Während die meisten Pokerspieler den Fehler machen, sich hinter ihren Grenzen zu verstecken, gibt es nur wenige, die diese konsequent überschreiten (eine Sünde, die wir alle gelegentlich begehen). Dies wird meist als FPS (Fancy Play Syndrome) bezeichnet. Wie der Name schon sagt, handelt es sich dabei um den Versuch, kompliziert zu spielen, wo eine einfache und offensichtliche Aktion die weitaus bessere Wahl wäre. Als ständiges Problem für den Spieler ist chronisches FPS ziemlich selten.
Was könnten wir über das FPS selbst erzählen?
Trotz der weit verbreiteten Verwendung dieses Begriffs ist der Name “Fancy Play Syndrome” etwas irreführend, da er suggeriert, dass der Spieler “zu kreativ” ist. Tatsächlich könnte man argumentieren, dass ein solcher Spieler in der Regel eher einen Mangel an Kreativität aufweist.
Wenn du von diesem Syndrom besessen bist, bedeutet das eigentlich, dass du deinem Gegner eine Art von Denkprozess zuschreibst, der völlig unrealistisch ist. Das einfachste Beispiel dafür ist ein Kamikaze-Bluff – eine Situation, in der dein Gegner einen großen Teil seines Stacks in den Pot investiert hat, mit einer klar vorhersehbaren starken Hand, und du versuchst, ihn zum Folden zu bringen, trotz seiner guten Chancen zu callen, weil du glaubst, dass ein so starkes Spiel ihn glauben lässt, dass du die Nuts hast.
Was ist also das Problem, das uns daran hindert, all dies als “Kreativität” zu bezeichnen? Es besteht eine große Wahrscheinlichkeit, dass jemand, der viele solcher Bluffs macht (und als FPS-Spieler bezeichnet wird), tatsächlich nichts Neues erfindet. Er hat einfach die Tendenz, anderen Menschen fälschlicherweise die Fähigkeit zuzuschreiben, große Hände zu folden. Ein solcher Spieler probiert nicht viele verschiedene experimentelle Spiele aus, sondern spekuliert einfach immer wieder mit derselben Aktion, in der Hoffnung, dass es schließlich funktioniert oder dass er endlich die passende Situation findet.
Echte Kreativität zeigt sich jedoch im Ausprobieren von Neuheiten. Dies erfordert ein gewisses Maß an Selbstbeobachtung und das Verständnis, dass das, was man für Kreativität hält, tatsächlich nur eine Rechtfertigung für schlechtes Spiel sein kann. Aber die Übernahme der Verantwortung für die Selbstanalyse ist Teil der Herausforderung, sich selbst besser zu verstehen.

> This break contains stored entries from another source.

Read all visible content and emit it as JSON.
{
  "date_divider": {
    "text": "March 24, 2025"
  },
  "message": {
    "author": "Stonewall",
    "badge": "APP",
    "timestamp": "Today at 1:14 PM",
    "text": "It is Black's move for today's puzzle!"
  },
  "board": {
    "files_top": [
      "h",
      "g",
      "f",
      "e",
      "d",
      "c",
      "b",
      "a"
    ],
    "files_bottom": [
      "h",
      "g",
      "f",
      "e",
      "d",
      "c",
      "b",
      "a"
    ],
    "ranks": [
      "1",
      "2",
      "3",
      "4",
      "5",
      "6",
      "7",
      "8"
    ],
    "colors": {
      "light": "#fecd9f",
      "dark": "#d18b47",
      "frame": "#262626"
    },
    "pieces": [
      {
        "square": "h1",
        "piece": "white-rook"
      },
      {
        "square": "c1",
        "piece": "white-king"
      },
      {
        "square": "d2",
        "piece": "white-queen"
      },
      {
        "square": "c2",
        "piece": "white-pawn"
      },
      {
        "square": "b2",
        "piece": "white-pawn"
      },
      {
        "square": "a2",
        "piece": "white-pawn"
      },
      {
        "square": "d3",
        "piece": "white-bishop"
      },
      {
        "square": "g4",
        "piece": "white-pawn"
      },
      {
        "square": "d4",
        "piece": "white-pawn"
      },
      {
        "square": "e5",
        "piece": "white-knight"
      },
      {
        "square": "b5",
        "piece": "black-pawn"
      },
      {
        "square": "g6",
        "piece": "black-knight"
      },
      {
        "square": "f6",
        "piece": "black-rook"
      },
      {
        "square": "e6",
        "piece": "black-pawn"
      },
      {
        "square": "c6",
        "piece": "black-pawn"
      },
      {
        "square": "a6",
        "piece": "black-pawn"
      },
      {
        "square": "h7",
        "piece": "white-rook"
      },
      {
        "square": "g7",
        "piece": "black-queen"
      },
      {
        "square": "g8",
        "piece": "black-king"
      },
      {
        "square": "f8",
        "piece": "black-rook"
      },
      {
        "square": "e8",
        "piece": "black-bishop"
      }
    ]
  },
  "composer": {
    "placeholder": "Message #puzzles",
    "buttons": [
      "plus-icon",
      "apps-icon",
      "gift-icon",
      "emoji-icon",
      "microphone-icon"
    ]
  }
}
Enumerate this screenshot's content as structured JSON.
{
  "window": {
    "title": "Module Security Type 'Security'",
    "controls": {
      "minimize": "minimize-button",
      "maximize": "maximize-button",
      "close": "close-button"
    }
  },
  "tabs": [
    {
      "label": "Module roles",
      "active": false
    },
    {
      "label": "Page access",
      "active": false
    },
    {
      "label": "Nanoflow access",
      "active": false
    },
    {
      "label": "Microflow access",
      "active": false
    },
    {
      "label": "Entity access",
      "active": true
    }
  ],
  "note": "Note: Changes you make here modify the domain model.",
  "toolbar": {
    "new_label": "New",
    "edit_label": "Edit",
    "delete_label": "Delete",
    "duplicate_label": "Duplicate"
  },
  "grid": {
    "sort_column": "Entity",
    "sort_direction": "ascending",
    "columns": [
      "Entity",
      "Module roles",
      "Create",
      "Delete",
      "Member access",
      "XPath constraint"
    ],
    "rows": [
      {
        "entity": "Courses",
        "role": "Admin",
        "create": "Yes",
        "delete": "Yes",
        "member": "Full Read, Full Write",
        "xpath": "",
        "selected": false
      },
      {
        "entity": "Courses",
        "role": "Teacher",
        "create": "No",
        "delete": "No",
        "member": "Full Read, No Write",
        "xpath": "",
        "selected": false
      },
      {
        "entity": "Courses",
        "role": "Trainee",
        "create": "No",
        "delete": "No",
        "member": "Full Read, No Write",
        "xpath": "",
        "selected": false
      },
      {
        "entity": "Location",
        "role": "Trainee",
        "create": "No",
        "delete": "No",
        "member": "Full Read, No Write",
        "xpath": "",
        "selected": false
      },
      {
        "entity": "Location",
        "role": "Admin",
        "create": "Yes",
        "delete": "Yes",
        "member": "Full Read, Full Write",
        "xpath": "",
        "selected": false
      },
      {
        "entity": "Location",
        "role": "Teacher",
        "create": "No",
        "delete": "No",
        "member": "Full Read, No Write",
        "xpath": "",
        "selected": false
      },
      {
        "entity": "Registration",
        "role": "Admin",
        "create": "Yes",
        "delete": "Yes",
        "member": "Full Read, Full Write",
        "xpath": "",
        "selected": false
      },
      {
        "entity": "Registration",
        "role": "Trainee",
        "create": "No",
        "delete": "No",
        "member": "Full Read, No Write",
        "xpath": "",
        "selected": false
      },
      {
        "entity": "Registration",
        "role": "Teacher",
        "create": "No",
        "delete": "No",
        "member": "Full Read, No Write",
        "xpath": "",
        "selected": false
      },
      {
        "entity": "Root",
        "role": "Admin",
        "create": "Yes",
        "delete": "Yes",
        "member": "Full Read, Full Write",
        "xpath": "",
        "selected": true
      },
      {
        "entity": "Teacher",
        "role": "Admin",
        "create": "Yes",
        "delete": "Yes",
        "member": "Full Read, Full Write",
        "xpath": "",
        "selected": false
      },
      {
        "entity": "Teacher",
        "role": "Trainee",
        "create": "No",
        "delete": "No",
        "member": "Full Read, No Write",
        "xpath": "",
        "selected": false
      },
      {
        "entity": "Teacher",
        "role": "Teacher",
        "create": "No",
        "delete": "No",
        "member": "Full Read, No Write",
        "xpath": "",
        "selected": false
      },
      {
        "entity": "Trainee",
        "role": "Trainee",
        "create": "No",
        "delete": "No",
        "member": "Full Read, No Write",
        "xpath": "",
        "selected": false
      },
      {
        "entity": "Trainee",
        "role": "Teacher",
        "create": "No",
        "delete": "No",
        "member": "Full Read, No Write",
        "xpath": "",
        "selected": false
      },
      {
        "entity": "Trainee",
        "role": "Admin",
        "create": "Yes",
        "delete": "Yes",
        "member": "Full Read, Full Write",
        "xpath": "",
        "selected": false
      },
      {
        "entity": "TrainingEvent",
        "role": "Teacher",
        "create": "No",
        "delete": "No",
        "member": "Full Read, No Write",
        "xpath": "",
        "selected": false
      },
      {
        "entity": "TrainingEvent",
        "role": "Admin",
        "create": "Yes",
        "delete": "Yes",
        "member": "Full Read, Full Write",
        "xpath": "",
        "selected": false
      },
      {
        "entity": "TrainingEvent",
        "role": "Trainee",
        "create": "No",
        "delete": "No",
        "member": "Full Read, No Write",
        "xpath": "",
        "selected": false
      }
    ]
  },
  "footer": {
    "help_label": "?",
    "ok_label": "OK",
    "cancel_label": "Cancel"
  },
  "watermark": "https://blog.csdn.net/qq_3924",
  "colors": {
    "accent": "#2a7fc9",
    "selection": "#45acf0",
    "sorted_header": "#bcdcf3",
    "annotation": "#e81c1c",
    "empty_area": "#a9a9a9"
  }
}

Wenn du ein Liebhaber von fancy Spielen bist, schlage ich vor, zwei neue Überzeugungen in deinem Kopf zu verankern: “Menschen haben normalerweise das” und “Spieler folden nicht, wenn sie es haben”. Wenn du diese beiden neuen Überzeugungen festigst und dir immer wieder ins Gedächtnis rufst, wird sich deine übertriebene und falsch gerichtete Aggression wahrscheinlich deutlich entspannen.
Wenn man dich jedoch als FPS-Spieler bezeichnet, nur weil du wirklich kreativ bist, dann setze deine Reise natürlich fort. Lass dich nicht von einem Etikett aufhalten. Solange du aus deinen Experimenten lernst und ständig neue und komplexe Dinge ausprobierst, wirst du dich weiterentwickeln, egal an welchem Punkt deiner Pokerkarriere du dich befindest. Natürlich ist es auch eine gute Idee, einen guten Pokerlehrer zu finden, der dir hilft, deine Experimente zu verfeinern. Aber in jedem Fall solltest du alles tun, um so viel wie möglich aus deinen Experimenten zu lernen.
Ein weiser Gentleman sagte einmal: “Du musst jeden möglichen Fehler einmal machen, aber nur einmal.”